Britain's finance minister announced a $428 million deal with India's military on Monday after arriving in the country to seek stronger trade and investment ties with new Prime Minister Narendra Modi's government.
George Osborne and Foreign Secretary William Hague landed in Mumbai for the two-day visit to drum up business for Britain, the latest foreign government delegation rushing to court Modi following his victory in May.
Osborne announced the completion of a £250 million ($428 million) deal for multinational group MBDA headquartered in London to supply weapons to the Indian Air Force, creating "hundreds of jobs" in Britain.
"India is embarking on an exciting journey of reform under your new government," Osborne told business leaders in India's financial hub.
"I believe there to be no more reliable companion in that journey than the United Kingdom."
The ministers' visit, which takes them to New Delhi later on Monday, is expected to focus on forging deeper diplomatic and economic ties including in defense and infrastructure.
Reform-minded Modi has raised hopes for foreign investors with his pledges to open up India's stumbling economy, spur investment and kickstart major infrastructure projects stalled under the previous government.

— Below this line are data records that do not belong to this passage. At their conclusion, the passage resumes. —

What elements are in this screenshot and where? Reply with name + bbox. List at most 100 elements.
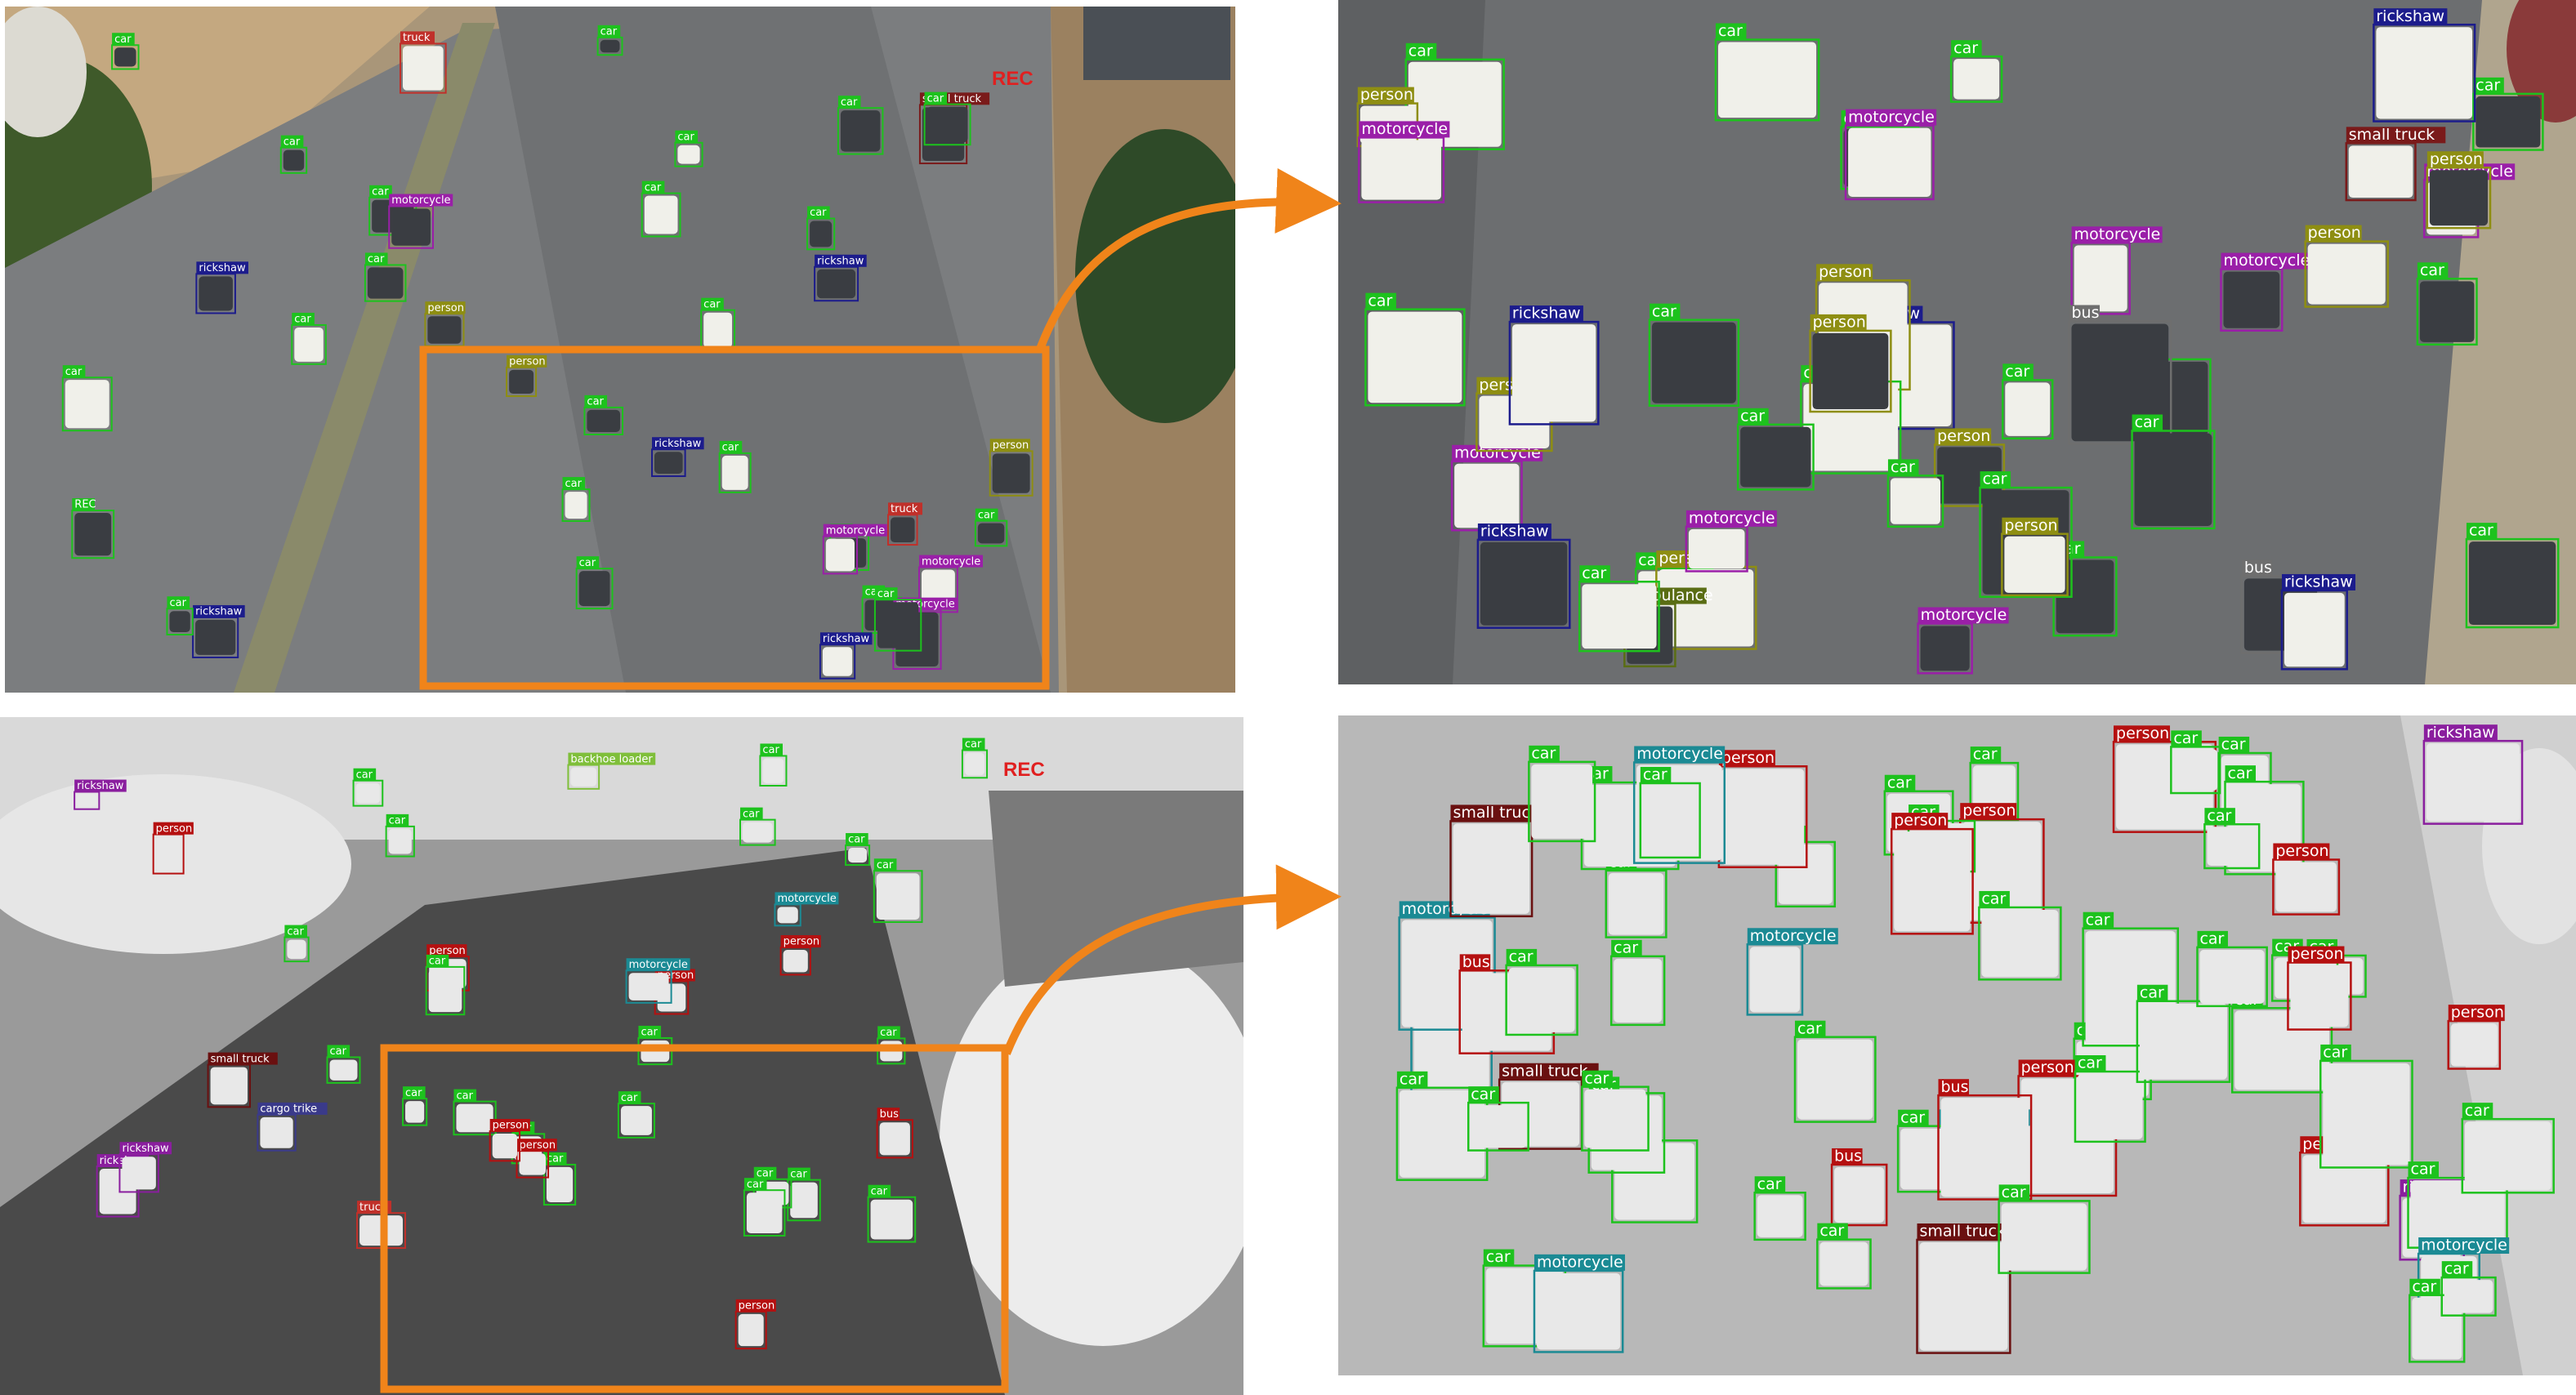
vehicle — [1651, 322, 1736, 403]
bbox-label-bg — [2281, 573, 2355, 591]
bbox-car — [1364, 308, 1466, 407]
bbox-label-bg — [868, 1184, 891, 1197]
vehicle — [877, 602, 919, 648]
thermal-overview-image: REC carrickshawmotorcyclecarpersoncarbac… — [0, 717, 1243, 1395]
bbox-label-bg — [1582, 1070, 1613, 1087]
bbox-label-bg — [1917, 607, 2009, 624]
vehicle — [703, 312, 733, 348]
bbox-label-bg — [775, 892, 839, 905]
vehicle — [817, 269, 856, 299]
bbox-car — [2074, 1070, 2146, 1143]
bbox-label: car — [169, 597, 186, 609]
bbox-label-bg — [568, 752, 656, 765]
bbox-label: car — [1652, 302, 1676, 320]
bbox-label: rickshaw — [1512, 305, 1581, 323]
vehicle — [2444, 1280, 2493, 1313]
bbox-label-bg — [284, 925, 307, 938]
bbox-label-bg — [2288, 946, 2345, 963]
bbox-label-bg — [837, 96, 861, 109]
bbox-label-bg — [1611, 939, 1642, 956]
bbox-label-bg — [389, 194, 453, 207]
vehicle — [2074, 245, 2127, 312]
bbox-label: truck — [359, 1201, 387, 1214]
bbox-label-bg — [1405, 42, 1437, 60]
bbox-label-bg — [874, 587, 898, 600]
vehicle — [355, 782, 381, 804]
vehicle — [1721, 769, 1805, 865]
bbox-label: person — [2275, 842, 2328, 860]
bbox-label: car — [965, 738, 982, 751]
vehicle — [2290, 965, 2349, 1027]
bbox-label: motorcycle — [1921, 606, 2007, 624]
bbox-label-bg — [597, 25, 621, 38]
bbox-label: person — [1894, 812, 1947, 830]
bbox-label: car — [1740, 407, 1765, 425]
bbox-label-bg — [735, 1299, 776, 1312]
bbox-label: person — [993, 439, 1029, 452]
bbox-label: car — [429, 956, 446, 968]
vehicle — [546, 1166, 574, 1203]
vehicle — [1454, 463, 1520, 528]
bbox-label: car — [1797, 1019, 1822, 1037]
bbox-label-bg — [626, 958, 690, 971]
bbox-label: car — [2444, 1260, 2469, 1278]
vehicle — [2275, 862, 2337, 912]
bbox-car — [1578, 581, 1660, 653]
bbox-label: person — [1937, 427, 1990, 445]
bbox-label-bg — [2071, 226, 2163, 243]
bbox-label: car — [547, 1153, 564, 1165]
vehicle — [1834, 1166, 1885, 1223]
bbox-label: person — [1721, 749, 1775, 767]
vehicle — [367, 267, 404, 299]
bbox-label-bg — [2069, 305, 2101, 322]
rec-indicator: REC — [1003, 759, 1045, 781]
bbox-label: car — [762, 744, 779, 756]
bbox-label: car — [2005, 363, 2029, 381]
vehicle — [1582, 584, 1657, 649]
bbox-label: car — [372, 186, 389, 198]
bbox-label-bg — [2171, 730, 2202, 747]
bbox-label: car — [1409, 42, 1433, 60]
vehicle — [1608, 872, 1664, 935]
zoom-region-highlight — [419, 345, 1050, 690]
bbox-label: car — [600, 26, 618, 38]
bbox-label-bg — [2466, 523, 2498, 540]
bbox-label: car — [2086, 911, 2110, 929]
vehicle — [628, 973, 669, 1001]
bbox-label-bg — [2418, 1237, 2510, 1255]
vehicle — [283, 149, 305, 171]
bbox-label: car — [641, 1027, 658, 1039]
bbox-label-bg — [1640, 766, 1672, 783]
bbox-car — [1505, 964, 1578, 1036]
bbox-label-bg — [1649, 303, 1681, 320]
bbox-motorcycle — [1632, 761, 1726, 864]
bbox-car — [402, 1098, 428, 1126]
bbox-label: person — [2004, 516, 2057, 534]
vehicle — [1471, 1105, 1526, 1148]
bbox-label-bg — [353, 768, 377, 781]
bbox-label: car — [1981, 890, 2006, 908]
bbox-label: car — [65, 366, 83, 378]
bbox-label: car — [2140, 983, 2164, 1001]
bbox-label-bg — [1979, 890, 2010, 907]
bbox-car — [845, 845, 871, 867]
bbox-car — [739, 818, 776, 846]
bbox-car — [1979, 486, 2073, 598]
bbox-label-bg — [823, 524, 887, 537]
bbox-car — [873, 599, 922, 652]
bbox-label-bg — [1832, 1148, 1863, 1165]
bbox-label-bg — [962, 738, 985, 751]
bbox-car — [385, 825, 415, 858]
bbox-label-bg — [1718, 750, 1775, 767]
bbox-label: car — [2420, 261, 2444, 279]
bbox-label-bg — [1450, 804, 1551, 822]
bbox-label-bg — [1951, 40, 1982, 57]
bbox-label: car — [2323, 1044, 2347, 1062]
vehicle — [2410, 1180, 2505, 1246]
vehicle — [1642, 785, 1698, 855]
bbox-label-bg — [1452, 444, 1543, 461]
bbox-label: person — [520, 1139, 556, 1152]
vehicle — [2468, 542, 2556, 626]
vehicle — [1848, 127, 1931, 197]
vehicle — [427, 316, 462, 344]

Osborne said he could "feel the buzz in the air" following Modi's landslide victory at elections that ended 10 years of left-leaning Congress party rule.
"The excitement here is matched by new confidence among international investors abroad in the future of the Indian economy," he said.
European governments and the United States boycotted Modi for a decade over deadly religious riots in 2002 while he was running his home state of Gujarat.
But they are now redoubling their efforts to make up for lost time, with Russia's deputy prime minister, the French foreign minister and US Senator John McCain also visiting in recent weeks.
The British pair are expected to hold talks with Indian Foreign Minister Sushma Swaraj and Finance and Defense Minister Arun Jaitley among others on Tuesday before meeting Modi.
Britain is holding out hope that a stalled deal worth at least $12 billion for France to supply fighter jets to India could fall through, opening the door for the Eurofighter jet which is partly made in Britain.
In Mumbai, Osborne announced that Indian pharmaceutical company Cipla will invest £100 million ($171 million) in drugs research in Britain, while auto maker Mahindra and Mahindra will invest £20 million ($34 million) in electric car development.
"Indian businesses are huge investors in the UK. I want more of that investment," Osborne said.
He expressed Britain's commitment to developing Indian infrastructure projects such as the proposed Bangalore-Mumbai economic corridor, as well as helping to develop new Indian bond markets and financial services.
Hague, who announced an increase in scholarships and grants for Indians wanting to study in Britain, said the new government's mandate had "transformative potential" for India.
He called for a closer bilateral relationship in foreign policy amid "signs the world is becoming systemically less predictable and less stable".
Britain believes it is time for India's political, economic and cultural clout to be "more strongly felt" in world affairs, Hague added.